High-cardinality labels are the primary cause of Prometheus performance degradation. Each unique label combination creates a separate time series that Prometheus must store, index, and query. With N managed resources and a resource_name label, a single metric creates N time series per scrape interval. At scale (hundreds of realms, thousands of clients), this produces millions of time series, leading to OOM, slow queries, and increased storage costs.

A consistent naming prefix is a standard Prometheus convention (see prometheus.io/docs/practices/naming). Mixed prefixes make it impossible to write simple relabeling rules, scrape configs, or PromQL queries that target all operator metrics. Users should not need to know internal subsystem boundaries to find metrics.

Dead metrics (declared but never emitted) create false expectations. Users build dashboards and alerts referencing metrics that always return zero, then file bug reports. Every metric in the registry must be backed by actual instrumentation.

Agent Instructions

When adding or modifying Prometheus metrics, enforce these rules:

ALLOWED labels (bounded cardinality): resource_type - finite enum: keycloak, realm, client namespace - bounded by cluster namespace count, typically <100 phase/status - finite enum: Ready, Failed, Pending, Degraded, etc. operation - finite enum: reconcile, update, delete error_type - finite enum: circuit_breaker, api_error, timeout, etc. result - finite enum: success, failure retryable - boolean: true, false limit_type - finite enum: global, namespace action/reason - finite enums for remediation actions operator_instance - single value per deployment instance_id - single value per pod

PROHIBITED labels (unbounded cardinality): name / resource_name / cr_name - grows with managed resources client_name / federation_name - grows with managed resources instance_name / cluster_name - arbitrary user-chosen strings previous_leader / new_leader - ephemeral pod names Any label whose distinct value count scales with the number of CRs

Before adding a new metric, check: 1. Does it use keycloak_operator_ prefix? 2. Are ALL labels bounded? Ask: "if a user has 10,000 clients, how many time series?" 3. Is there an actual emission call in the codebase, or is it just a declaration? 4. Could this information be served better by a log line with correlation IDs?

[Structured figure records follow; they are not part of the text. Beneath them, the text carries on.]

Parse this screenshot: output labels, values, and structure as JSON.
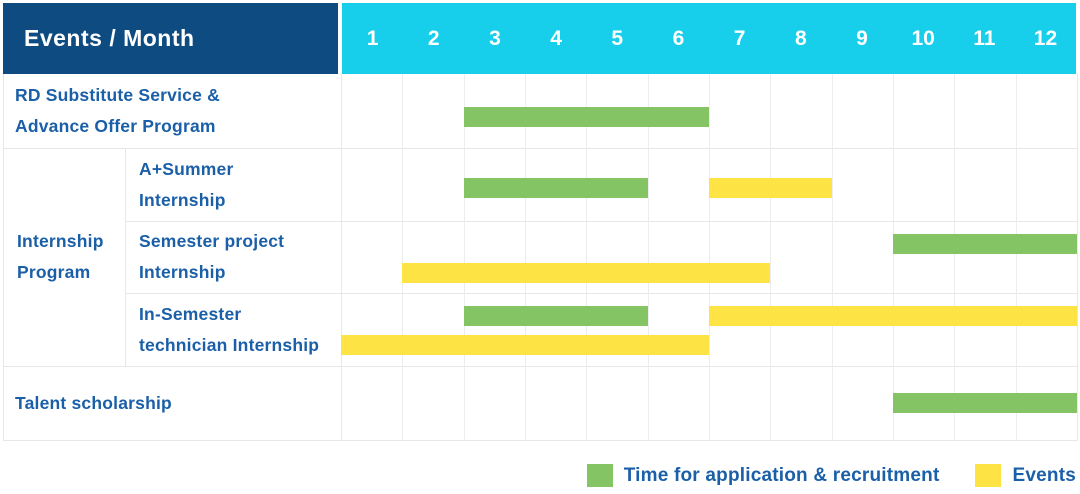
{
  "table": {
    "corner_label": "Events / Month",
    "months": [
      "1",
      "2",
      "3",
      "4",
      "5",
      "6",
      "7",
      "8",
      "9",
      "10",
      "11",
      "12"
    ]
  },
  "labels": {
    "rd": [
      "RD Substitute Service &",
      "Advance Offer Program"
    ],
    "group": [
      "Internship",
      "Program"
    ],
    "a_summer": [
      "A+Summer",
      "Internship"
    ],
    "semester": [
      "Semester project",
      "Internship"
    ],
    "in_semester": [
      "In-Semester",
      "technician Internship"
    ],
    "talent": "Talent scholarship"
  },
  "legend": {
    "items": [
      {
        "label": "Time for application & recruitment",
        "color": "#84c464",
        "meaning": "application"
      },
      {
        "label": "Events",
        "color": "#fde344",
        "meaning": "event"
      }
    ]
  },
  "colors": {
    "header_bg": "#0e4b80",
    "months_header_bg": "#17ceeb",
    "green": "#84c464",
    "yellow": "#fde344",
    "label_text": "#1a5fa8",
    "grid_line": "#e7e7e7"
  },
  "chart_data": {
    "type": "gantt",
    "title": "Events / Month",
    "x_categories": [
      1,
      2,
      3,
      4,
      5,
      6,
      7,
      8,
      9,
      10,
      11,
      12
    ],
    "x_range": [
      1,
      12
    ],
    "legend_entries": [
      "Time for application & recruitment",
      "Events"
    ],
    "legend_position": "bottom-right",
    "grid": true,
    "rows": [
      {
        "group": null,
        "label": "RD Substitute Service & Advance Offer Program",
        "lanes": 1,
        "bars": [
          {
            "type": "application",
            "color": "green",
            "start_month": 3,
            "end_month": 6
          }
        ]
      },
      {
        "group": "Internship Program",
        "label": "A+Summer Internship",
        "lanes": 1,
        "bars": [
          {
            "type": "application",
            "color": "green",
            "start_month": 3,
            "end_month": 5
          },
          {
            "type": "event",
            "color": "yellow",
            "start_month": 7,
            "end_month": 8
          }
        ]
      },
      {
        "group": "Internship Program",
        "label": "Semester project Internship",
        "lanes": 2,
        "bars": [
          {
            "type": "application",
            "color": "green",
            "start_month": 10,
            "end_month": 12,
            "lane": 0
          },
          {
            "type": "event",
            "color": "yellow",
            "start_month": 2,
            "end_month": 7,
            "lane": 1
          }
        ]
      },
      {
        "group": "Internship Program",
        "label": "In-Semester technician Internship",
        "lanes": 2,
        "bars": [
          {
            "type": "application",
            "color": "green",
            "start_month": 3,
            "end_month": 5,
            "lane": 0
          },
          {
            "type": "event",
            "color": "yellow",
            "start_month": 7,
            "end_month": 12,
            "lane": 0
          },
          {
            "type": "event",
            "color": "yellow",
            "start_month": 1,
            "end_month": 6,
            "lane": 1
          }
        ]
      },
      {
        "group": null,
        "label": "Talent scholarship",
        "lanes": 1,
        "bars": [
          {
            "type": "application",
            "color": "green",
            "start_month": 10,
            "end_month": 12
          }
        ]
      }
    ]
  }
}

The canonical metric definitions live in src/keycloak_operator/observability/metrics.py. The MetricsCollector class provides the interface; handlers must not use raw metric objects directly.

Rejected Alternatives

Keep resource_name labels but add recording rules to pre-aggregate

Recording rules reduce query cost but not ingestion or storage cost. The raw high-cardinality series still consume memory and disk. Also adds operational complexity for users who must deploy the recording rules alongside the operator.

Use OpenTelemetry for per-resource metrics and Prometheus for aggregates

Adds an infrastructure dependency (OTel collector, backend). Structured logging with correlation IDs already provides per-resource observability without the cardinality problem and without requiring additional infrastructure.

Allow subsystem-specific prefixes (keycloak_api_, keycloak_operator_)

Users should not need internal knowledge of operator architecture to discover metrics. A single prefix enables {name=~'keycloak_operator_.*'} for all operator metrics.

Use metric label allowlists enforced at scrape time

Pushes the problem to the user's Prometheus config. The operator should emit clean metrics by default, not require users to filter out cardinality bombs.